I’m going to be unstoppable today.
my corner of nowhere particular
My Ti-82 has just been pumped up with four brand new triple A batteries.
I’m going to be unstoppable today.
Well what if you have no calculations to make, huh? Wouldn’t that stop you?
HP > TI
Long live Reverse Polish!
Good lord, I’ve now had mine for 10 years now…
HP has a pretty loyal following. But really? The HP is nothing in comparison to TI. It’s just not. I wonder if there’s ever been a “calculator off” that put users against each other to see who could make a series of calculations faster.
That would be very interesting.
The HP-48G is a venerable, unstoppable calculator. The damn thing will do anything, it makes the lowly TI-82’s that my classmates used cry when he it shows up. Reverse polish notation has a bit of a learning curve, but definately speeds up your calculations.
If calculators were cars, the TI-82 would be the Honda Civic… built for reliability, no frills, not much going on, the HP-48G would be the Ferrari Enzo… pure performance machine.
http://www.vcalc.net/images2/HpCALCS-131-678×1024.jpg
Oooooh, but I have HP-48GX! (the only difference being it can handle memory cards and stuff, none of which I have).
The Reverse Polish is always fun when a classmate (or roommate) needs to borrow your calculator…
“Hey, can I borrow your calculator for a sec?”
“Um, you’re not going to figure it out…”
“Oh, c’mon.”
“Fine. Here you go.”
[beep]
“Wtf?! This calculator is dumb.”
I am quite fond of the built-in minesweeper game. It’s a little different than the windows version.
No sense in using the TI-82 with the TI-83 available. Regardless, I am faithful to my TI-86, the best combination of power and simplicity!
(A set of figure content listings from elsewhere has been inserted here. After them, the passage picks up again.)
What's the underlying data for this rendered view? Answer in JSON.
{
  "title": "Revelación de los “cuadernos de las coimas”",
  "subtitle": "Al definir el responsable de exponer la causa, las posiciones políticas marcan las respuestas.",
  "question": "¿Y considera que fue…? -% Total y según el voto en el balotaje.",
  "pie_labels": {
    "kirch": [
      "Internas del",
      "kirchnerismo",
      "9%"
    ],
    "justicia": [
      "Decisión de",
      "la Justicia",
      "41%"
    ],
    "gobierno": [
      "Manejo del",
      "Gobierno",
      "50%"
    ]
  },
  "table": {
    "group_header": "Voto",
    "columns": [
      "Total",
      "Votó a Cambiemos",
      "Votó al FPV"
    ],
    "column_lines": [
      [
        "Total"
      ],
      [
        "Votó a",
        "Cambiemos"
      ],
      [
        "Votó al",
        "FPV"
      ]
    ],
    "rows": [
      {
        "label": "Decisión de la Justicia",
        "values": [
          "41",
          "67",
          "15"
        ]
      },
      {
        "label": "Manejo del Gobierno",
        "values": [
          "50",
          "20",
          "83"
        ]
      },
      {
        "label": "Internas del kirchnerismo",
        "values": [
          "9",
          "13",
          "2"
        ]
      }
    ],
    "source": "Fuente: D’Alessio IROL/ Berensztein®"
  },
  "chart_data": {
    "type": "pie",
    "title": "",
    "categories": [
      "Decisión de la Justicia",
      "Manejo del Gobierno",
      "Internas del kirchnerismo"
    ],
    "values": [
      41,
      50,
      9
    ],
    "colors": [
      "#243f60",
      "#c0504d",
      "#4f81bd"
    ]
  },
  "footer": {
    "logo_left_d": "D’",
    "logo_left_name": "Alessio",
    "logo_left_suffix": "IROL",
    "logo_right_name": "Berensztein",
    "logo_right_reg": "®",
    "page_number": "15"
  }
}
Ted’s right on. It’s all about having an appropriate amount of power and useability. HP’s may have crazy minesweeper games and enough RAM to run World of Warcraft… but my TI-82 is as simple as it gets. And still capable of great problem solving.
I am a huge fan of Windows minesweeper though. HUGE fan. so I’d be interested in hearing about the differences between HP and Windows.
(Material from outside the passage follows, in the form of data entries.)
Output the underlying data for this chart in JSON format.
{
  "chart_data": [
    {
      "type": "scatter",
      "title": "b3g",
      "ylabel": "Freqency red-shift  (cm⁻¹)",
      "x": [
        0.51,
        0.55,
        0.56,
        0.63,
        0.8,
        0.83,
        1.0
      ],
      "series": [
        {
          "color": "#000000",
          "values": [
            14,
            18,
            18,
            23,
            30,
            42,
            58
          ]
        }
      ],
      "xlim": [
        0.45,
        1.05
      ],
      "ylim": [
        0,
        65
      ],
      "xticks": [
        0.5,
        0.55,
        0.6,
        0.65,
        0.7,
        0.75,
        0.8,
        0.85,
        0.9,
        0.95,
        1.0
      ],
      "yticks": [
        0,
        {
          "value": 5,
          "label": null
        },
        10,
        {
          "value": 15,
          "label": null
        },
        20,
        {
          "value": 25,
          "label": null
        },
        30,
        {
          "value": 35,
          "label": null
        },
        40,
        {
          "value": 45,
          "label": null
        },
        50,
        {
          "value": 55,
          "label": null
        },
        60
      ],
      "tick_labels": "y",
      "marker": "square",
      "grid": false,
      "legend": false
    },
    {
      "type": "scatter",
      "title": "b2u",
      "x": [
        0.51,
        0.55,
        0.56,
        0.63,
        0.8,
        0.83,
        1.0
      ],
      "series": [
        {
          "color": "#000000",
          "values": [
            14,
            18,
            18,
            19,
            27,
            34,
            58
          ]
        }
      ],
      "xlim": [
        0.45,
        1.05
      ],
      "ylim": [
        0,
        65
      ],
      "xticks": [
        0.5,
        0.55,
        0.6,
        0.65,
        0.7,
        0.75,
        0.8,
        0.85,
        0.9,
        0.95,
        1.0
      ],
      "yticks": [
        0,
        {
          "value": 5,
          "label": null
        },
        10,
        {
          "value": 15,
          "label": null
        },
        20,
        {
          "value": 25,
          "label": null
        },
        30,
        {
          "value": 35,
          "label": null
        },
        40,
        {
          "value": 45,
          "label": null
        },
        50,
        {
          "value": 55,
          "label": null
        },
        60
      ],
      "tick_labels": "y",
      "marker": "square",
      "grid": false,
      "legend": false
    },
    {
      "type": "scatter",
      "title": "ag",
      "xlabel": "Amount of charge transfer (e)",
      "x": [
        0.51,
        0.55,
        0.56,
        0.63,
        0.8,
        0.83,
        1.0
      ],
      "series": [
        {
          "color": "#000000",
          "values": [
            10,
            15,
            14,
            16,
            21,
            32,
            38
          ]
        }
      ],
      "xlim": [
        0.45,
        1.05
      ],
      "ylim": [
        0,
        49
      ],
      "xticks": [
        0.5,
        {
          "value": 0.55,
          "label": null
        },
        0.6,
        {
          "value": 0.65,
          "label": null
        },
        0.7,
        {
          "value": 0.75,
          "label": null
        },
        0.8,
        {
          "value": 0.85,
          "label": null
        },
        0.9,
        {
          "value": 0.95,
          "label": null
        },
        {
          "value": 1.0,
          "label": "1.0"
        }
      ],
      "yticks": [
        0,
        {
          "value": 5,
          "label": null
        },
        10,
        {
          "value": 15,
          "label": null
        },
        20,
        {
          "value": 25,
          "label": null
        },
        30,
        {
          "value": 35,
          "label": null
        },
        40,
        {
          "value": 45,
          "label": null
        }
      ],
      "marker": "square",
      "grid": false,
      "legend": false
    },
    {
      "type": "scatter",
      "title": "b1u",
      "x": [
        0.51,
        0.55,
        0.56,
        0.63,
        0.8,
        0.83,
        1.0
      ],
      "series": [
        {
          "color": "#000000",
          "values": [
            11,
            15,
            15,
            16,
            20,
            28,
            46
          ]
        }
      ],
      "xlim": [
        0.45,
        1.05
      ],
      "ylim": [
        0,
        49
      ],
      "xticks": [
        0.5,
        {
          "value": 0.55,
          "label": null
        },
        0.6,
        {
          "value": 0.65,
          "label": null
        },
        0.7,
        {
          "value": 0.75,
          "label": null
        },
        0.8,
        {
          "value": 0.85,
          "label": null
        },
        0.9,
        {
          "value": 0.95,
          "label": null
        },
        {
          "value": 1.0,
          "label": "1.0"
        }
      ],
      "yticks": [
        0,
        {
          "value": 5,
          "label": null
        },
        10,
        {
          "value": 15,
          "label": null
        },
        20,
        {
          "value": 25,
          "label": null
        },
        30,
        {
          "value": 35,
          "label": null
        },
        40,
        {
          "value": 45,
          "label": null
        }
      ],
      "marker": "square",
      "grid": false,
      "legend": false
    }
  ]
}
As a matter of fact, we used to race our calculators back in high school, i believe the standard way to test was to run factorials, since they tended to take the longest so there would be a clear winner. I can’t remember which factorial we used to run though, something like 42? They took up to a minute each to run, if i remember the TI won by a long shot.
I almost cried the day my TI-89 dissapeared from the campus center. I went for some food, came back, and she was missing.
I remember fondly the days we shared in high school, the nerve-racking day we took the AP Calc test together, and the celebration we shared when I got a 5 on the test.
The useless programs were wonderful too. I wrote one that would calculate the next prime number from any starting number you input.
I couldnt bring myself to replace my TI-89, taken before it’s time. I just leave an empty spot on my desk, hoping it will return one day.
TI-voyage 200 owns.
(its basically a TI-92plus, which is basically a TI-92, which the TI-89 basically is, basically.)
greetings from oregon!
The HP minesweeper puts you in the top-left corner of the screen, and you have to get to the bottom-right corner of the screen without getting blown up. It’s definitely a different perspective. Sometimes I’ll mix it up a bit by only allowing myself to go either down or over.
The HP minesweeper got me through many a horrible math class. I dig HP because once you get through the RPN learning curve and learn to use the stack correctly, you can fly through calculations faster than I could with a standard TI. Plus the 48 had all the advanced features (3-d wireframe plots!)
But, as far as speed goes, TI’s convert to reverse polish internally so I think skipping the parsing step would lead to faster calculations.